SEC, CB rules bring in new business for banks

The Securities and Exchange Commission’s (SEC) new directives on margin lending and Central Bank’s new guidelines on interest rates have triggered a new line of business for some banks, the Business Times learns.

The SEC wants (from January 1, next year) for stockbrokers to extend credit beyond the T+3 (trading day+ three market days) only through a margin trading account. Day traders (from next year) will need to sign a risk disclosure statement and open a day trading account with a margin assigned which will show the trader’s day trading purchasing power.
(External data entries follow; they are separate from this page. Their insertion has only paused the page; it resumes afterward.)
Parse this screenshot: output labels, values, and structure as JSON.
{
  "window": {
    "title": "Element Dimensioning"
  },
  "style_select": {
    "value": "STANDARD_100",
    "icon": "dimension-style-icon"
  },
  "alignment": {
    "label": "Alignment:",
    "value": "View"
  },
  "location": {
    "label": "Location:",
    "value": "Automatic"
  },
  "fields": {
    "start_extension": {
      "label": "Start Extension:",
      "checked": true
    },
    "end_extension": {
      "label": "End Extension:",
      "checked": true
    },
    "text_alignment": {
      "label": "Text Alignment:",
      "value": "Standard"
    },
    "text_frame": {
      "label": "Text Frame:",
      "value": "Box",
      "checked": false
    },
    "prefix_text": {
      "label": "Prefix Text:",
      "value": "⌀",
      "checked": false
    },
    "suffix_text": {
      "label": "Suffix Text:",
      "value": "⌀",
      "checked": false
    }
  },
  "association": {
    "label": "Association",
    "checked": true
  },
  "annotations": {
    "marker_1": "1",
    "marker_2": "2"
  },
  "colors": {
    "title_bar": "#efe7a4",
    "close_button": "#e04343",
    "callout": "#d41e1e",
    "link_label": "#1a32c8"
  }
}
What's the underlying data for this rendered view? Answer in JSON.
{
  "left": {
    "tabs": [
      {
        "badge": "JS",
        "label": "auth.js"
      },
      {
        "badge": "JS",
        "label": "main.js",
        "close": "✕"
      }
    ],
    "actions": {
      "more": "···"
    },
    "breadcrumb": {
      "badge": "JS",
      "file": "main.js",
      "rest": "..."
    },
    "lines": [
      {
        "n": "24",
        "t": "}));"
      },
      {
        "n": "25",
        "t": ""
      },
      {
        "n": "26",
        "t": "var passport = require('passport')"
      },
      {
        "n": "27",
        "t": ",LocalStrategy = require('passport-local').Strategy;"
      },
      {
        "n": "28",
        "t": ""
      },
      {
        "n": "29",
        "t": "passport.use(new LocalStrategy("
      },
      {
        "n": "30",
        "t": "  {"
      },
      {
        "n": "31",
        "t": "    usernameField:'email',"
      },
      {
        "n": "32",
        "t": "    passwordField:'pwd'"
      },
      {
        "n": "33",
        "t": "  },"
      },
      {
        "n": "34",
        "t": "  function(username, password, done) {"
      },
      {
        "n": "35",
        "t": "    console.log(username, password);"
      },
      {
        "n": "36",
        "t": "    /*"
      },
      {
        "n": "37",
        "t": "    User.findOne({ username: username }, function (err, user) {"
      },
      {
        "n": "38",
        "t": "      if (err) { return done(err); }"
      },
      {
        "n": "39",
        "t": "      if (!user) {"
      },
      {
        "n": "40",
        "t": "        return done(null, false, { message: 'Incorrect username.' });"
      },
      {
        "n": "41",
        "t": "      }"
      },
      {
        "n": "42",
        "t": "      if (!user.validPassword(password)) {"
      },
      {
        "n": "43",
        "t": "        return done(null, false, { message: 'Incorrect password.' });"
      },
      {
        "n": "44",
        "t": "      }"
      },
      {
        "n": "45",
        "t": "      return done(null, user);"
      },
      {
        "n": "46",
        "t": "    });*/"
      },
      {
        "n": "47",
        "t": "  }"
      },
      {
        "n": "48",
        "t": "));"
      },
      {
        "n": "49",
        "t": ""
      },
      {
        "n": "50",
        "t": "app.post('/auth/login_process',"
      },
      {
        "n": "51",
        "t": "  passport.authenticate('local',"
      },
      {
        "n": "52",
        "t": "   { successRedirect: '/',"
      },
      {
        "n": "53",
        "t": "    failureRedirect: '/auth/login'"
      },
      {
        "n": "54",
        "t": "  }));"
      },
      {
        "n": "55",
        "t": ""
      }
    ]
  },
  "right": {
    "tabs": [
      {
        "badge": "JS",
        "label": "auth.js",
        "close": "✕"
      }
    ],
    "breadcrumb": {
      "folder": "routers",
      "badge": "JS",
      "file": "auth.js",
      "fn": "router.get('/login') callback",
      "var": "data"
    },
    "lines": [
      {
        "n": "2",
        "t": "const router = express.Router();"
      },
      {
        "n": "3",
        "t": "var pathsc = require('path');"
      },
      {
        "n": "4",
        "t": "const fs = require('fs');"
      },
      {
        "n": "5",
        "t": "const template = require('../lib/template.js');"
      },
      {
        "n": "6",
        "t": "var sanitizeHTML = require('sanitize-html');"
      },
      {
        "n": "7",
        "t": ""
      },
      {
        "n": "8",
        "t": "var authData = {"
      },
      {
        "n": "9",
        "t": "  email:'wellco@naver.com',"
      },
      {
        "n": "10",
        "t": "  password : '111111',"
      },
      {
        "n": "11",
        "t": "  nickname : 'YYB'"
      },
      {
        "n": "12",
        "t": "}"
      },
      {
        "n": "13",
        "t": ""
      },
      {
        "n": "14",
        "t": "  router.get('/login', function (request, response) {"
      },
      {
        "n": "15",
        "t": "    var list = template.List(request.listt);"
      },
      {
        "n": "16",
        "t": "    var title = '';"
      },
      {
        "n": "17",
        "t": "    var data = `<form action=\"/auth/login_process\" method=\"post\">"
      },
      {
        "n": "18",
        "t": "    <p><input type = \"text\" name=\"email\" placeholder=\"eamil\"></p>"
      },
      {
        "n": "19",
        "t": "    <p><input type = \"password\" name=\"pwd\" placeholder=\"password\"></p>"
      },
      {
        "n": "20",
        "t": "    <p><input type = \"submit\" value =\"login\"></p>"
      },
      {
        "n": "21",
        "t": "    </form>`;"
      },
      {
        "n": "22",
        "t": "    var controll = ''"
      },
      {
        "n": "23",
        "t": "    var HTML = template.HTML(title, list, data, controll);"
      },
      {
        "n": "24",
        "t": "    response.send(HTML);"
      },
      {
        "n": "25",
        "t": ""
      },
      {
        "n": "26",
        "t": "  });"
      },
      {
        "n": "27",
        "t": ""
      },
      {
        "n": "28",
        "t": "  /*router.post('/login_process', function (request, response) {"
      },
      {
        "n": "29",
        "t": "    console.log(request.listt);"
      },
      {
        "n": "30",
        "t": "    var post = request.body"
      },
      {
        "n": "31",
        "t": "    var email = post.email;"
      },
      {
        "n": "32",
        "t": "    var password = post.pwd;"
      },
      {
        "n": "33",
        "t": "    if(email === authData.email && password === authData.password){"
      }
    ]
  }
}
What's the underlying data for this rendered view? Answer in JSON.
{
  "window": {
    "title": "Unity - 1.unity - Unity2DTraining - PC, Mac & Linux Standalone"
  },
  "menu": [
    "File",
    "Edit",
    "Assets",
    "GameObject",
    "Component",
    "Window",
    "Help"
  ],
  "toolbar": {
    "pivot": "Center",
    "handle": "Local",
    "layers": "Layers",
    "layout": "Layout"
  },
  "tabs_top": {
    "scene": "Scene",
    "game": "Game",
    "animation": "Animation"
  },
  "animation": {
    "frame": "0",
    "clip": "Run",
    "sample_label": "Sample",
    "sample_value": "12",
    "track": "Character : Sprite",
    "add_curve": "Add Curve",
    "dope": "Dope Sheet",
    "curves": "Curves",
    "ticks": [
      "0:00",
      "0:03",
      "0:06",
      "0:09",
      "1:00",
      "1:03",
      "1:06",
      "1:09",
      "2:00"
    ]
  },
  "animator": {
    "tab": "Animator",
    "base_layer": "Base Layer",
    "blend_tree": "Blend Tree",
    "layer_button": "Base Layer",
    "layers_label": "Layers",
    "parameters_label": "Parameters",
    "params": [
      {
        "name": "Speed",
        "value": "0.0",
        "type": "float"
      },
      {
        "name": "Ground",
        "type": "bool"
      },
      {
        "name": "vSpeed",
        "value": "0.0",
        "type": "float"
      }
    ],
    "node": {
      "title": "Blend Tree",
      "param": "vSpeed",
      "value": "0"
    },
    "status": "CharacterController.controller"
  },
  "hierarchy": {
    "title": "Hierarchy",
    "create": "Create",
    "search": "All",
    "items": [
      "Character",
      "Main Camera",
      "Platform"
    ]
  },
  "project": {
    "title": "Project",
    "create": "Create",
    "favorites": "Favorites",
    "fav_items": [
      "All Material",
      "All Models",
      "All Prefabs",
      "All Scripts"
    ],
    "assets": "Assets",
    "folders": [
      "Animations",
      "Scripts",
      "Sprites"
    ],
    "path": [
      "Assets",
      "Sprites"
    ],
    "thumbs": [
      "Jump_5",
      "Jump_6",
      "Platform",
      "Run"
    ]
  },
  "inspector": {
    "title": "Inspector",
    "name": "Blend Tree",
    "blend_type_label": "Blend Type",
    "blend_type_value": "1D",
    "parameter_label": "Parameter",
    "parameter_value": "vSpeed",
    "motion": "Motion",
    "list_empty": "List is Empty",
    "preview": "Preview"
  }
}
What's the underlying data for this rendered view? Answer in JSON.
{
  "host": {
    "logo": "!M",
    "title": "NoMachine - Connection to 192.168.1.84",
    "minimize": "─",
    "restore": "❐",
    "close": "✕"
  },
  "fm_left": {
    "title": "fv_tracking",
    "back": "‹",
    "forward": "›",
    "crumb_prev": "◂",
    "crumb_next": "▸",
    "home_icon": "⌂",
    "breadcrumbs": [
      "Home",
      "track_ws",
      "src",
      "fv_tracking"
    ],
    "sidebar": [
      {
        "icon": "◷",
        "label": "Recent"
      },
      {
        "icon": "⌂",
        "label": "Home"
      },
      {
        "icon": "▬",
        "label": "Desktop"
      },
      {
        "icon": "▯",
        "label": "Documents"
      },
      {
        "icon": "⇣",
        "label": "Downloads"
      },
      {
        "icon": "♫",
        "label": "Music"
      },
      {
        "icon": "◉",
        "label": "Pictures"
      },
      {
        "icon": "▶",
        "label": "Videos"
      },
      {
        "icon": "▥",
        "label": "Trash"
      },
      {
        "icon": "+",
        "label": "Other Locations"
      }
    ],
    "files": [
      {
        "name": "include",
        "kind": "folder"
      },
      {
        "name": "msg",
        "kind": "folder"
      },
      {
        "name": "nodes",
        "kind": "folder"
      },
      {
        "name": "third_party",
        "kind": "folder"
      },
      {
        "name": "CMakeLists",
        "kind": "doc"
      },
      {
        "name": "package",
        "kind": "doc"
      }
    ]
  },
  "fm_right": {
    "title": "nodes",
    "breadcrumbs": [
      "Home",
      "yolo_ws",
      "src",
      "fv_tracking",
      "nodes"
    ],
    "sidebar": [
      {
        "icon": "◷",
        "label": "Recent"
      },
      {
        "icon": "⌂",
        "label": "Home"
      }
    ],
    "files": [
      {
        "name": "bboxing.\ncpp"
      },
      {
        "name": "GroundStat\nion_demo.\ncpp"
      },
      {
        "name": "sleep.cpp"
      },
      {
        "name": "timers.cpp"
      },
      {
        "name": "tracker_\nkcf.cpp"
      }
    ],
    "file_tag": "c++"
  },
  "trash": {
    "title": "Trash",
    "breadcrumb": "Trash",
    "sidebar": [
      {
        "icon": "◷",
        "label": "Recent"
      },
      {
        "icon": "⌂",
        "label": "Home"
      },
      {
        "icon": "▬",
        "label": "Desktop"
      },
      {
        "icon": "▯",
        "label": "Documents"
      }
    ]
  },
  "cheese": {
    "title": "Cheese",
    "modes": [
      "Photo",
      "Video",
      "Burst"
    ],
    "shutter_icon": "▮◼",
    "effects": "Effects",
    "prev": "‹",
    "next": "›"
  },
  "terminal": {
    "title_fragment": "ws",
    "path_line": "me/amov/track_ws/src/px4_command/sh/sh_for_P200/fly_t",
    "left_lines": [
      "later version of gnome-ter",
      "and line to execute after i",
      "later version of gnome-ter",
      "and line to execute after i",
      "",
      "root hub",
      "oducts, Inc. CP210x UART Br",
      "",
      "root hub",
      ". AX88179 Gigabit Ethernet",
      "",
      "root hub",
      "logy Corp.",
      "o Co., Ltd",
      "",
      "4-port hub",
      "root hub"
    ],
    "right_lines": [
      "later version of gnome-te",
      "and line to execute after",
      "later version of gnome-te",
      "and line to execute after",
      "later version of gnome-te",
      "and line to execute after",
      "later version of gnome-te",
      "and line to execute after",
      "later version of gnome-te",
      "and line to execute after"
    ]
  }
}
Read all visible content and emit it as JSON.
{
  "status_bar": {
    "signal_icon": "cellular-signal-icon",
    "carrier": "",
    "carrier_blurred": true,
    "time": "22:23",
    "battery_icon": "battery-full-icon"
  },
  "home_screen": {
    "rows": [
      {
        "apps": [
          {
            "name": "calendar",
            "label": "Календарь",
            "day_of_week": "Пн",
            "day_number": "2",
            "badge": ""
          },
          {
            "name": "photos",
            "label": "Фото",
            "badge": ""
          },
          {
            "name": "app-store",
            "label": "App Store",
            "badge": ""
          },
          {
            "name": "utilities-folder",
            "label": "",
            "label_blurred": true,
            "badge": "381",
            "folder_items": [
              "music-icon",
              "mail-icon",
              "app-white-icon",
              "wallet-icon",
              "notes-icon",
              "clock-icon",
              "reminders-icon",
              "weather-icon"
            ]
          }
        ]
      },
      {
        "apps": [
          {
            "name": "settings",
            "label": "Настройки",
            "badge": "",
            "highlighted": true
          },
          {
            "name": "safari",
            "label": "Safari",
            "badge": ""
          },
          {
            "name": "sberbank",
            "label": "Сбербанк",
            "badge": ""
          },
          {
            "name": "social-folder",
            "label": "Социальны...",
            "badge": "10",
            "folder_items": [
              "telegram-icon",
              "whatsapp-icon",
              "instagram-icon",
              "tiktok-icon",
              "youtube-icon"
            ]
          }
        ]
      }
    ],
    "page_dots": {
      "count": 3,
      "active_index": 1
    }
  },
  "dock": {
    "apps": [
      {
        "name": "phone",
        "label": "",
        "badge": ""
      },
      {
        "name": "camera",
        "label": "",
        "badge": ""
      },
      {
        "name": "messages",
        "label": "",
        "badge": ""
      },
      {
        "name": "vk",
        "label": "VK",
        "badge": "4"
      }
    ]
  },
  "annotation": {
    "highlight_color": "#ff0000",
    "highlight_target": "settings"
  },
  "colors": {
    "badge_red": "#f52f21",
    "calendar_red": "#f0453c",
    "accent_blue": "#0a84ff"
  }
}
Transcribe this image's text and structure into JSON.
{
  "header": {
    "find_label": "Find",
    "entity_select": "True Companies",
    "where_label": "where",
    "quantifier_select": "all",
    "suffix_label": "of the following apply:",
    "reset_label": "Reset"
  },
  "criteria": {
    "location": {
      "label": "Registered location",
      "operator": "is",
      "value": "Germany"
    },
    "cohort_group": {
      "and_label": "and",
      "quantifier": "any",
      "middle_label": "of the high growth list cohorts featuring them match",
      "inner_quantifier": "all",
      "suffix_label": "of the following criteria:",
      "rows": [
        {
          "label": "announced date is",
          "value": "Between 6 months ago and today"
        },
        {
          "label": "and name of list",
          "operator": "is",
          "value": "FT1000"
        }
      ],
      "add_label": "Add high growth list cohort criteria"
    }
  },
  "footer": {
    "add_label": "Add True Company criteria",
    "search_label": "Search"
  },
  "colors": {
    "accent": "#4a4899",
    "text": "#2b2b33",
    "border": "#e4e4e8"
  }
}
“There are a few who have started this such as Pan Asia which is moving aggressively towards this. It can become another revenue generator for the banks - especially at a time where they are struggling to lend,” an analyst said, adding that it’s a great opportunity.

Others say that with the CB’s recent circular requesting the commercial banks to ease lending rates to customers, especially on housing and credit card lending has seen banks now moving aggressively into stock market margin providing business.

The CB has requested all banks to take appropriate measures to reduce interest rates housing loans to 14 percent per annum, Interest rates on credit card advances to 24 percent per annum and interest rates on other loans and advances to be adjusted downwards by around a further 1-2 percent per annum by next month.

“Most broking houses will set up their own margin providing companies (obtaining fresh licenses, which a relatively forthcoming) by December 31st. Interest income has also become a lucrative source of income for some broking houses. I doubt whether they will give it up that easily,” Deshan Pushparajah, Manager Corporate Affairs, Capital Alliance Holdings Limited noted.

He said that broking houses will still have their traditional sources of finance, the only new thing required is to switch these into a new company set up with the sole purpose of margin provision. Another analyst agrees saying that despite some banks benefiting by providing margins, the stock brokering firms will also apply for the margin provider licence from the SEC in order to better serve their clients.